As the sixth anniversary of that fateful day passes, TNE, as it is affectionately known, surges from strength to strength. It has established itself as a powerful digital presence, while it also continues to produce a newsprint edition each week. Such is the effect of this growth that a consortium of what appear to be largely journalists, including Matt Kelly himself, bought the paper from Archant last year.

They are now inviting their readership to participate in enabling the journal’s success by buying shares.

The response has been stunning: within 48 hours of opening invitations the offering has attained more than 95% of its target of £500,000. And this from fewer than 600 investors of which I confess: I am one.

Other investments are available

Jaw-dropping though this success may be, it is far from unique. Last summer Chapel Down, which produces some prize-winning wines in Kent and Sussex, made a similar public offering, which was over-subscribed within days.

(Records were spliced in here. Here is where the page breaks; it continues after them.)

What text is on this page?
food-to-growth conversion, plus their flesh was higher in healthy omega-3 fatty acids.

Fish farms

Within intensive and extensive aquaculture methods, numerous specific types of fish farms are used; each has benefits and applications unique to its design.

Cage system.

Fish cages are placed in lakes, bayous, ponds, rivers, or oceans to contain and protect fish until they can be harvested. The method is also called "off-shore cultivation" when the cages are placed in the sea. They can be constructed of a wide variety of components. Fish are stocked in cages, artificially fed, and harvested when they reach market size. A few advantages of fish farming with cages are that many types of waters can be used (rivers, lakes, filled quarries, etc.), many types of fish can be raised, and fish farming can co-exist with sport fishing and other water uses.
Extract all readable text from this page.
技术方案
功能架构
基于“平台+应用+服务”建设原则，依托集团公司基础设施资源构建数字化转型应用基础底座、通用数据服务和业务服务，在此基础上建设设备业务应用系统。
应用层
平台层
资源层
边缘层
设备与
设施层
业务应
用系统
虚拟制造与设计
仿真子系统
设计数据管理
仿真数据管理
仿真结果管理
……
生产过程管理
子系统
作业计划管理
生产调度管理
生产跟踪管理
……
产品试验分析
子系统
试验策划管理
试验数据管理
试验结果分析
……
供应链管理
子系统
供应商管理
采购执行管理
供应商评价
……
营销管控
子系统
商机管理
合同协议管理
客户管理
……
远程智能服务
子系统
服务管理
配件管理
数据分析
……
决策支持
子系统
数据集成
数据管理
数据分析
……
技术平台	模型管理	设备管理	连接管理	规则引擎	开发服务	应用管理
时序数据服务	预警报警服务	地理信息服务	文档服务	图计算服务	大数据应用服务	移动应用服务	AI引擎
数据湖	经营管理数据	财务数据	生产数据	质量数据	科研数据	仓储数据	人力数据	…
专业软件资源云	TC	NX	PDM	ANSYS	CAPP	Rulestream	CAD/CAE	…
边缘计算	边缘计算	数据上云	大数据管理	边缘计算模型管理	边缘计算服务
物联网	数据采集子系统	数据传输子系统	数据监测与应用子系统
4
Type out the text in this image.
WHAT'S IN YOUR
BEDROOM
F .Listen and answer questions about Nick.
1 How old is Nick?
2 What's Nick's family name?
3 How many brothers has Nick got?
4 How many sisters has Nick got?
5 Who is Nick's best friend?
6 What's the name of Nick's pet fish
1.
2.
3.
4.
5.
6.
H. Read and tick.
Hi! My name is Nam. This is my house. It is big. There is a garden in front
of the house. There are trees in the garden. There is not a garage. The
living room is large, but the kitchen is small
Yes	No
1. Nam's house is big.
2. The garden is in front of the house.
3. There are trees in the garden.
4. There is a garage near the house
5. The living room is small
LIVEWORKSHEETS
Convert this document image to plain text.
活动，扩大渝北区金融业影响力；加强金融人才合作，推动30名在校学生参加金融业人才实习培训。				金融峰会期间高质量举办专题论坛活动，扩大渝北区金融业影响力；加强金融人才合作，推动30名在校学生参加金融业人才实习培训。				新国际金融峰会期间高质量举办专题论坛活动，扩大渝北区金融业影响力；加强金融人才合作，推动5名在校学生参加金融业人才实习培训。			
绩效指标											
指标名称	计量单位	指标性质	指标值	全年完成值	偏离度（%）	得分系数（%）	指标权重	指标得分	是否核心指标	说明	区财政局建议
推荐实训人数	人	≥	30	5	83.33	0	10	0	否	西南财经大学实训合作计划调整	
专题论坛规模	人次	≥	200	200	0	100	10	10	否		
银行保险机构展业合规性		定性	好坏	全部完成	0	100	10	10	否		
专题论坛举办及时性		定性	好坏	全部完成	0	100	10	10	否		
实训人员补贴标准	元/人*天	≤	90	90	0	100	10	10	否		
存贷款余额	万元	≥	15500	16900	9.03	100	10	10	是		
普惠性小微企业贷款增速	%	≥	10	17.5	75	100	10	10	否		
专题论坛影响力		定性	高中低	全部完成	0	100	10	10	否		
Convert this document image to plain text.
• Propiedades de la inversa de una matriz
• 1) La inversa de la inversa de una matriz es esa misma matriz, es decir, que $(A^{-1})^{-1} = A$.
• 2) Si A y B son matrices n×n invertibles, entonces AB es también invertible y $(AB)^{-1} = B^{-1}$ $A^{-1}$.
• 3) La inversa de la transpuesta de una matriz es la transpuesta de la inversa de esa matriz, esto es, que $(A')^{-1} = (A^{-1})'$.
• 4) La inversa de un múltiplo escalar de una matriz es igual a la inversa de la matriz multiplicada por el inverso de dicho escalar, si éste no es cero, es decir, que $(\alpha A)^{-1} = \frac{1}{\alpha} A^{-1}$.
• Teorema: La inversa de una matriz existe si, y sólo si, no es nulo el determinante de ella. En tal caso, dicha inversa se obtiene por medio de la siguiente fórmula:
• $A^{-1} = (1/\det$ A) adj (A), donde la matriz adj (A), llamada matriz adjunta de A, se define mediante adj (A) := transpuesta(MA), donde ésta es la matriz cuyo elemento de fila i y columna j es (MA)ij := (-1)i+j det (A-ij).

Chapel Down, the market leader in English wines, is pleased to announce the launch of a fundraising of up to £6.876 million (the “Fundraising”) at a price of 59.5 pence (the “Issue Price”) per new ordinary share of £0.05 each in the Company (“Ordinary Shares”).

No profit

An important feature of these investments is that they promise no dividend, nor can they be sold, other than in very particular circumstances. So, why risk your money? And, make no mistake, your money is at risk. As the investment platforms are at great pains to point out, the vast majority of start-ups, which these often are, fail, usually within the first year.

Still worth it

The motivation, and while I suspect that it is most frequently the case, I can only speak for myself, is a burning desire to see an undertaking flourish. Whether it is the expansion of the vineyards of the North Downs, or a weekly that is pan-European and pro-European in its scope, investors want to see it succeed.

And from the point of view of raising the capital, the proposal has indeed succeeded. In the relatively brief time in which I have been writing this article, the funds have risen from 75% of the £500 000 target to (currently) 115%. And there are still 20 days to go!

What’s special about TNE

In one sense TNE is not that far out of the ordinary. It is one of a collection of organs which have set out in recent years to counter the generally reactionary views of the ‘mainstream media’. Among them we can count this online newspaper and the Bylines Network to which it belongs. We must also include Byline Times, which publishes on paper once a month and was the original inspiration for the Bylines Network. And there are others.

Many of them, such as Bylines Network, seek funding by occasional or regular donations. TNE has adopted a different approach, one which speaks of confidence in the paper’s future. Those of us who have committed our cash to the venture can only wait now to see whether we shall ride high or sink without trace.